November 21, 2011
On November 1, 2011, the Tenth Circuit Court of Appeals issued a ruling that will significantly impact construction-defect insurance coverage.
In Greystone Construction, Inc. v. National Fire & Marine Insurance Co., the court addressed the definition of the term “accident,” as it relates to the meaning of the term “occurrence” in Commercial General Liability (CGL) insurance policies issued and expiring before the effective date of § 13-20-808, C.R.S., a statute addressing insurance coverage for construction professionals.
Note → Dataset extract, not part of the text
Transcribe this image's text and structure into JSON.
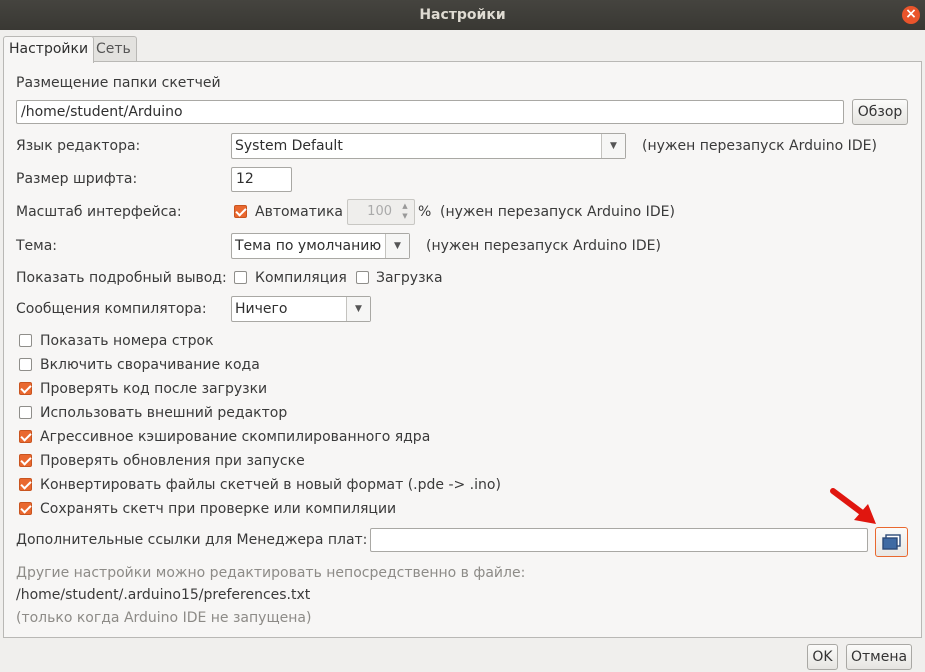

The decision has two significant rulings. First, the court addressed retroactive application of the definition of “occurrence” incorporated into § 13-20-808. Effective May 21, 2010, this statute defines “accident” and, therefore, the term “occurrence,” in standard CGL policies, to include “work of a construction professional that results in property damage, including damage to the work itself or other work . . . unless the property damage is intended or expected by the insured.” This expressly overruled a narrower definition of the term applied by the Colorado Court of Appeals in General Security Indemnity Co. of Arizona v. Mountain States Mutual Casualty Co., 205 P.3d 529 (Colo.App. 2009). In an issue that has divided state trial courts, the Tenth Circuit held that this definition did not apply to insurance policies where the coverage period expired before the effective date of the statute.
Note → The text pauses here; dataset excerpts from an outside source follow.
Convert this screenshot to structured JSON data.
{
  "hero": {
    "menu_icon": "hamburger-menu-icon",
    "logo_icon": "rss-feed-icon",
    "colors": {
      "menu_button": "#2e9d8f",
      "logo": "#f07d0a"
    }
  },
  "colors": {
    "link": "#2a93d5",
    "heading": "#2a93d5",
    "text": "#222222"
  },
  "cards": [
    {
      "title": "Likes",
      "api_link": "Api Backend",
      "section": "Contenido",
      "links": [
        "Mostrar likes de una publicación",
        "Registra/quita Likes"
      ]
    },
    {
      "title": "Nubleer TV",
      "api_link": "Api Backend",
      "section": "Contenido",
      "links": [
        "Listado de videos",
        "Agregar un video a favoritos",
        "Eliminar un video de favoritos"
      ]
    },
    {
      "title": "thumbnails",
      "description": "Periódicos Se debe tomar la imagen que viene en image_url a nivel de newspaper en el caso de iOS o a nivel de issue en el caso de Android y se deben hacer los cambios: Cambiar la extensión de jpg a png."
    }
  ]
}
The court then addressed the pre-statutory definition of “occurrence” as defined by General Security, which had been adopted by the federal district court in Greystone. These cases had defined “occurrence” to require consequential property damage to property other than the insured’s work. Based on the rarely used proposition that “[w]here jurisdiction rests solely on diversity of citizenship and there is no controlling decision by the highest court of a state, a decision by an intermediate court should be followed by the Federal court, absent convincing evidence that the highest court would decide otherwise,” the Tenth Circuit rejected the General Security definition of “occurrence” In its view, there was convincing evidence that if this issue were before the Colorado Supreme Court, given the existing law regarding the interpretation of insurance policies, that court would not follow General Security. Rejecting General Security, the Tenth Circuit in Greystone held that unanticipated damage to the insured’s own work constitutes an “occurrence.” Therefore, if the work at issue were performed by a subcontractor, and the policy contained the standard subcontractor exception to the “‛your work’ exclusion,” allegations of property damage to the insured’s own work would constitute an “occurrence” and trigger the duty to defend.
The court’s ruling creates a potentially unusual situation. In cases interpreting insurance policies where the coverage period expired before May 21, 2010, Colorado state court trial judges will, presumably, still be bound by the Colorado Court of Appeals’ decision in General Security; federal trial court judges, however, will be bound by the Tenth Circuit’s decision in Greystone. Thus, if construction-defect coverage lawsuits concern policies expiring before the effective date of § 13-20-808, and do not meet the requirements for diversity jurisdiction, the insurer may receive a favorable ruling regarding coverage in a Colorado state court, but the exact same factual situation might result in a ruling adverse to the insurer if the elements of diversity jurisdiction are present. Accordingly, unless the Colorado Supreme Court addresses this issue, we may see two disparate interpretations of the law that will impact construction-defect litigation for the next several years, until the statutory definition of “accident” found in § 13-20-808, controls all construction-defect claims.